Employers often have questions about the actions they are permitted to take to promote a safe and productive work environment. Often these questions address topics such as visible tattoos and piercings, and weapons in the workplace. Here we address six areas in which employers may question their degree of control.
#1: Weapons
Employers have the right to prohibit employees from carrying weapons in the workplace, even if the employee has a concealed weapon permit. In some states, however, employees are allowed to store and transport their lawfully-possessed firearms in their locked personal vehicles on company parking lots. Employers should review their state law to ensure their weapons policies are compliant.
#2: Smoking and E-Cigarettes
Many states ban smoking in the workplace, certain outdoor spaces, and within a certain distance of entrances and ventilation systems. Regardless of the state, employers are free to prohibit smoking in their workplace and on company property. Employers may also prohibit e-cigarettes, which deliver a mixture of water and nicotine (or flavoring) in vapor form. In fact, some states have expressly included e-cigarettes in their indoor smoking bans.

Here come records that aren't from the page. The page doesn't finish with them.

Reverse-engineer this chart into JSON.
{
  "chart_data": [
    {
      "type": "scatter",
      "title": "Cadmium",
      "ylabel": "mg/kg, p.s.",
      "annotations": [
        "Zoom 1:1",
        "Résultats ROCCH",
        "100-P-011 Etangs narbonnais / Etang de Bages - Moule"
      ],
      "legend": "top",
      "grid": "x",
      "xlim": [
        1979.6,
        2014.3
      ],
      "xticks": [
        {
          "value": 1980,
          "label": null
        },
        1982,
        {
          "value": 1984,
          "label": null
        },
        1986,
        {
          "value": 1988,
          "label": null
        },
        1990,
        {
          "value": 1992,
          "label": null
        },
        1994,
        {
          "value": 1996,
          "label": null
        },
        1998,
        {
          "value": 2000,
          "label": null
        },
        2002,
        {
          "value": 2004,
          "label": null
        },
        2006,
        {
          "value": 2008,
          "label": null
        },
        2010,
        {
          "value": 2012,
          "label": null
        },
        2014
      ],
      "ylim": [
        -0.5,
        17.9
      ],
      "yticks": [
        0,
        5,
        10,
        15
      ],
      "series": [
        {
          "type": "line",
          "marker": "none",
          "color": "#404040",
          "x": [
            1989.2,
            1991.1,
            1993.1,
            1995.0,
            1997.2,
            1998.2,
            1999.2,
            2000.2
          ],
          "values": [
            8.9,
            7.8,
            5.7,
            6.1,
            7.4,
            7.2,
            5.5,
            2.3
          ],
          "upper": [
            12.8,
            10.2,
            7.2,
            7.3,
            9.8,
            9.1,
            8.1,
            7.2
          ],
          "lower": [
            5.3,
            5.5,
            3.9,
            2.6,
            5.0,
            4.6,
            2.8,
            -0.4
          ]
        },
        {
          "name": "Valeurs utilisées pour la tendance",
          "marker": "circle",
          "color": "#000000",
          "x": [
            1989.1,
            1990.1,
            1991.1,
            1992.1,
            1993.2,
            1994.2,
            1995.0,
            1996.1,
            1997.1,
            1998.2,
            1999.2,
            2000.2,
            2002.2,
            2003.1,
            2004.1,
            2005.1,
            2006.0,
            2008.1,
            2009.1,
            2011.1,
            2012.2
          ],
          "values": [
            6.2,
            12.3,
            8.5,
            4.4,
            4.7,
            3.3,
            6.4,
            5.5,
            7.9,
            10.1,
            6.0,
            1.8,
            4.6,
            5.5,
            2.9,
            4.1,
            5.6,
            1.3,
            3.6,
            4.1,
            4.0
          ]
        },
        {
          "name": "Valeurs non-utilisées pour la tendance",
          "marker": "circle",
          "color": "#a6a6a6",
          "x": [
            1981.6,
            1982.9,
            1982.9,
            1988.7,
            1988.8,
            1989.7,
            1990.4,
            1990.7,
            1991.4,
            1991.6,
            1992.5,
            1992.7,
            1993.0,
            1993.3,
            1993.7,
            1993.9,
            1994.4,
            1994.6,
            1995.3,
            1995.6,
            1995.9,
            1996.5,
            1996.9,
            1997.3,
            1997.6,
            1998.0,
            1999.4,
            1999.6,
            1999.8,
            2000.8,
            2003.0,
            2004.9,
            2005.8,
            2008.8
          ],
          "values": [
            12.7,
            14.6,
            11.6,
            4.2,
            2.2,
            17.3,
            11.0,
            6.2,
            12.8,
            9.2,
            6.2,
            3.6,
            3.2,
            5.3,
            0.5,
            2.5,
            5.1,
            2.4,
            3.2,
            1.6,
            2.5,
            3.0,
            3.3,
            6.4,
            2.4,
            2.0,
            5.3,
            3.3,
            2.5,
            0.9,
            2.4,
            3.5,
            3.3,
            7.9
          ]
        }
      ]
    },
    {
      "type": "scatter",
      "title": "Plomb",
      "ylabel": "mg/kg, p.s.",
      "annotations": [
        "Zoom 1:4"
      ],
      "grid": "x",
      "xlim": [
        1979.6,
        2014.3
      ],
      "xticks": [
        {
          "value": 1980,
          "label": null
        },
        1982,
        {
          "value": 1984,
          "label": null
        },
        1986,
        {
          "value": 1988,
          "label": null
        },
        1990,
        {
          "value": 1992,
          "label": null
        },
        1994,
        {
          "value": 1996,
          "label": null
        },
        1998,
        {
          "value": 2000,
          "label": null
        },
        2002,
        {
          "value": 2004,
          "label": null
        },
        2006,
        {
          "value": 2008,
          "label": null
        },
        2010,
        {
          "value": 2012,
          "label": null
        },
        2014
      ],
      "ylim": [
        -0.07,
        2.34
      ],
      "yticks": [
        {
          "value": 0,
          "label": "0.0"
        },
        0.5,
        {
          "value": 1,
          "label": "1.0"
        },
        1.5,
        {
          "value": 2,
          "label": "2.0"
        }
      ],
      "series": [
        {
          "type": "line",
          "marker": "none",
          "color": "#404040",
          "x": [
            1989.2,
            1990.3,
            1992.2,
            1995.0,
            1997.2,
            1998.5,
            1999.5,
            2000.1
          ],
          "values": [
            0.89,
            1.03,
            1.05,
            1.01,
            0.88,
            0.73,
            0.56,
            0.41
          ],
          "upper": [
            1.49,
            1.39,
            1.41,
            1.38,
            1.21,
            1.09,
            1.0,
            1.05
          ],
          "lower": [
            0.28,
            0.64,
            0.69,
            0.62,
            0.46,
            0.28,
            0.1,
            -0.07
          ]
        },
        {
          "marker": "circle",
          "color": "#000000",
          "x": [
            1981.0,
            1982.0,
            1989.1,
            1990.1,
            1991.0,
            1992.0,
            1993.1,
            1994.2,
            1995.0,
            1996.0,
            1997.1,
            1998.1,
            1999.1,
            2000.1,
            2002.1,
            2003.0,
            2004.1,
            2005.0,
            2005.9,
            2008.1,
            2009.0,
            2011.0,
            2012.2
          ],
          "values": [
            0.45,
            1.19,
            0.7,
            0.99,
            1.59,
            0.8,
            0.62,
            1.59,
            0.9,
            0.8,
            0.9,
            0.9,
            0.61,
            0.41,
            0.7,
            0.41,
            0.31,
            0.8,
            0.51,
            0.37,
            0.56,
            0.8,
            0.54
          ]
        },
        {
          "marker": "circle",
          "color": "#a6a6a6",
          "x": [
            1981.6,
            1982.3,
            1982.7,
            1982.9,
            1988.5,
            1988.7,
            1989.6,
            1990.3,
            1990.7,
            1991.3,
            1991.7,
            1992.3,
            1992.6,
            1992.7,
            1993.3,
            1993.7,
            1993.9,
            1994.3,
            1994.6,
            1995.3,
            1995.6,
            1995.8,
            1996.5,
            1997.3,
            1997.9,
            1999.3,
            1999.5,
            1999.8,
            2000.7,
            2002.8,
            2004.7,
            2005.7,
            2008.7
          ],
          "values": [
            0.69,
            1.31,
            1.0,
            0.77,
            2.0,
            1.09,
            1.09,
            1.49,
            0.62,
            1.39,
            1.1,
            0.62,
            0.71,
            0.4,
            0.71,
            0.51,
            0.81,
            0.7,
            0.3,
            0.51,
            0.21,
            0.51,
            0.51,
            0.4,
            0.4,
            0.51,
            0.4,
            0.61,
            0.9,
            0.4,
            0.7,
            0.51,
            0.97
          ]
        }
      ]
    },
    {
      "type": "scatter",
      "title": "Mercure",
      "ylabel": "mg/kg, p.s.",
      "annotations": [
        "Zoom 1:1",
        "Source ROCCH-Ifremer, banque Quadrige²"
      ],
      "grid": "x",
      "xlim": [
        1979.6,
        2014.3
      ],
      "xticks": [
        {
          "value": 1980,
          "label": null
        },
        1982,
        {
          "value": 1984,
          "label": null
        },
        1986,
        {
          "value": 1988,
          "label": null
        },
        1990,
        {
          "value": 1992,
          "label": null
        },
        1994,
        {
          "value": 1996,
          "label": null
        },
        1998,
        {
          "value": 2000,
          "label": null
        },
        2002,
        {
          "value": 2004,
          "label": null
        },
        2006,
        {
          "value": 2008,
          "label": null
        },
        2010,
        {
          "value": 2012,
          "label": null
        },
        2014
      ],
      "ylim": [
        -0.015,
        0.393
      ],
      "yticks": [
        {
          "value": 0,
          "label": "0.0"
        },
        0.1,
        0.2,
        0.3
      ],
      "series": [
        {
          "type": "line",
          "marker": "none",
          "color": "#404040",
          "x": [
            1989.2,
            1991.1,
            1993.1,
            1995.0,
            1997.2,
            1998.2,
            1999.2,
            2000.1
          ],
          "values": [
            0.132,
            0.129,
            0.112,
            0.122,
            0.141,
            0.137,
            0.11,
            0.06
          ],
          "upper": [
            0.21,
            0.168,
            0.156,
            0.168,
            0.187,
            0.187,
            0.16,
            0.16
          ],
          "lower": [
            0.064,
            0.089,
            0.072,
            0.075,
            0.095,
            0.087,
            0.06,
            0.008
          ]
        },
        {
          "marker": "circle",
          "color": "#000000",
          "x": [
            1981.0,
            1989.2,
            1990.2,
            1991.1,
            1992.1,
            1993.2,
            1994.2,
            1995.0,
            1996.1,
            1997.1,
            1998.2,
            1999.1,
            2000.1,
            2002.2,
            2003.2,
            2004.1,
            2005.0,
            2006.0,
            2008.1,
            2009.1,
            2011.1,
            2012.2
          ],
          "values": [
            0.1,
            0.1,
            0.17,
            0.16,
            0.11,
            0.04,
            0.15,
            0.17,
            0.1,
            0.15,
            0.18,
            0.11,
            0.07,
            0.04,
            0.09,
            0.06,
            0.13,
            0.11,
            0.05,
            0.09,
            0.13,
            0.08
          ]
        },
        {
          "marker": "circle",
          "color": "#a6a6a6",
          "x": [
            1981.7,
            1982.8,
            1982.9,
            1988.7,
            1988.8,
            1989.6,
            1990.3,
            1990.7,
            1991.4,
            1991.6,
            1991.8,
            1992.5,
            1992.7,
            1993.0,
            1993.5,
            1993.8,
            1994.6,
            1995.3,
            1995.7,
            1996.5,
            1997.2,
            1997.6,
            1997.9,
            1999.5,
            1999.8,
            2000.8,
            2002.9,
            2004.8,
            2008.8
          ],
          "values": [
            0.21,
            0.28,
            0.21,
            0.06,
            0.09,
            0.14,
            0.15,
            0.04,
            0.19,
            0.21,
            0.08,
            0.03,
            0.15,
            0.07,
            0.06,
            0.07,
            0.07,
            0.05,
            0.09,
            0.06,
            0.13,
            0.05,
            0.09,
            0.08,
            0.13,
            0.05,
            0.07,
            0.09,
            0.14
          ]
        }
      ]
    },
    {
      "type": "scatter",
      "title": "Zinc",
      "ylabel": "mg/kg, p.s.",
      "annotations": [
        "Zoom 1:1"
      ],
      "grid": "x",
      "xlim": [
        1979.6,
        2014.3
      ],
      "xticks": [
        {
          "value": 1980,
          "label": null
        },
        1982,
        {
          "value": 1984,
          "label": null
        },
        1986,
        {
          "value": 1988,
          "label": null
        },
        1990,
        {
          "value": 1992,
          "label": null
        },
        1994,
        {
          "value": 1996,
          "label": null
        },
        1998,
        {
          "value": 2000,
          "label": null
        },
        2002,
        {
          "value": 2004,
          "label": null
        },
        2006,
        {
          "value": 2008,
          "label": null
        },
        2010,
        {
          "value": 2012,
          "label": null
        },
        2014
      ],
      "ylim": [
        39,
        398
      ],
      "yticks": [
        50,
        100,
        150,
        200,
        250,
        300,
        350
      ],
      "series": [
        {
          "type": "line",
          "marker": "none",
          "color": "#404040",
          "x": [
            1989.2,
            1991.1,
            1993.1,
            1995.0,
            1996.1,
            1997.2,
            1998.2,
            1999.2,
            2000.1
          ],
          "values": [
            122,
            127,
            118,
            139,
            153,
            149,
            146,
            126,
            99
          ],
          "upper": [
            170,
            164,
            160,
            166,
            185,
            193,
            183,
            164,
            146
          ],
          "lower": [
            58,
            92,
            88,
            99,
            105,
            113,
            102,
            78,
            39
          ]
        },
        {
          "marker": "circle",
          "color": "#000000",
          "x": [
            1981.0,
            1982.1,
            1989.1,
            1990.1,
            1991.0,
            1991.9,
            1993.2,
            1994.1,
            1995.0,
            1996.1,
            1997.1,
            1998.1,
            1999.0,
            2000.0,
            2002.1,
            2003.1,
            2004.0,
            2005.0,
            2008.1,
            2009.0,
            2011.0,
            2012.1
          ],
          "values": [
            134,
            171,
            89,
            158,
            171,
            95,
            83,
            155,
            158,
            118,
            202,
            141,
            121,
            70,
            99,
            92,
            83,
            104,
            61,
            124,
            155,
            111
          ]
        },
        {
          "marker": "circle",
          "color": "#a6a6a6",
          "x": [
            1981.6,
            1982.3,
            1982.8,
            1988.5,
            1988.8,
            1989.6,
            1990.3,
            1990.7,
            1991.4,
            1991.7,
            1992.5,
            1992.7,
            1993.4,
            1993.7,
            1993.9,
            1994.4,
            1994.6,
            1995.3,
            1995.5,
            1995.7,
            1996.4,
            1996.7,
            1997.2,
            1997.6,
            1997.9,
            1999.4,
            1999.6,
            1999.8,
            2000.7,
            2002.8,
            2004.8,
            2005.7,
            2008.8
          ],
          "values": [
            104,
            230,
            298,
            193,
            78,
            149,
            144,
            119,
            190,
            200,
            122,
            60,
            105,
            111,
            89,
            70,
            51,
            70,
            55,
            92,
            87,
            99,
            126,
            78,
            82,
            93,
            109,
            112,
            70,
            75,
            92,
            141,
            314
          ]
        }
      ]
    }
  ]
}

#3: Visible Tattoos and Piercings
In general, employers have discretion when determining what restrictions to impose on body art. Employers must make sure, however, that their policies on body art, appearance and grooming standards are applied consistently, and do not create undue burdens for any protected class of employees. In addition, although employers have broad discretion in creating and enforcing dress code policies, they must be sure to provide reasonable accommodations as appropriate. For instance, under federal and some state laws, employers must provide a reasonable accommodation for an individual's sincerely held religious beliefs or practices, absent undue hardship. Since some religious practices involve tattoos and/or piercings, employers may be required to provide a reasonable accommodation for an employee's body art.
#4: Solicitation
Employers generally are permitted to prohibit solicitation on their premises by non-employees, as long as the policy is applied in a nondiscriminatory manner. A blanket policy that bars all solicitation by employees, however, may violate the National Labor Relations Act (NLRA), particularly if it bans union-related solicitations during non-work hours. Non-solicitation policies therefore must be carefully worded and consistently applied so as not to be construed to apply to employees during non-work hours. Employers should work with legal counsel when drafting non-solicitation policies.
#5: Gambling
Some states have enacted laws that specifically prohibit gambling in the workplace. Even in states that don't prohibit gambling, employers have the right to ban gambling in the workplace and on company property. It is a best practice to have a written policy that: 1) prohibits all forms of gambling in the workplace, 2) includes a definition and examples of gambling, and 3) indicates that employees who violate the policy may be subject to disciplinary action. Like all policies, it must be enforced consistently.
#6: Discussions About Pay
Employers are prohibited from having policies that prevent employees from discussing their pay, as well as other terms and conditions of employment, with co-workers. Under Section 7 of the NLRA, employees have, among other things, the right to act together to improve wages and working conditions and to discuss wages, benefits, and other terms and conditions of employment. These protections apply to both non-unionized and unionized employees. The NLRA covers virtually all employers.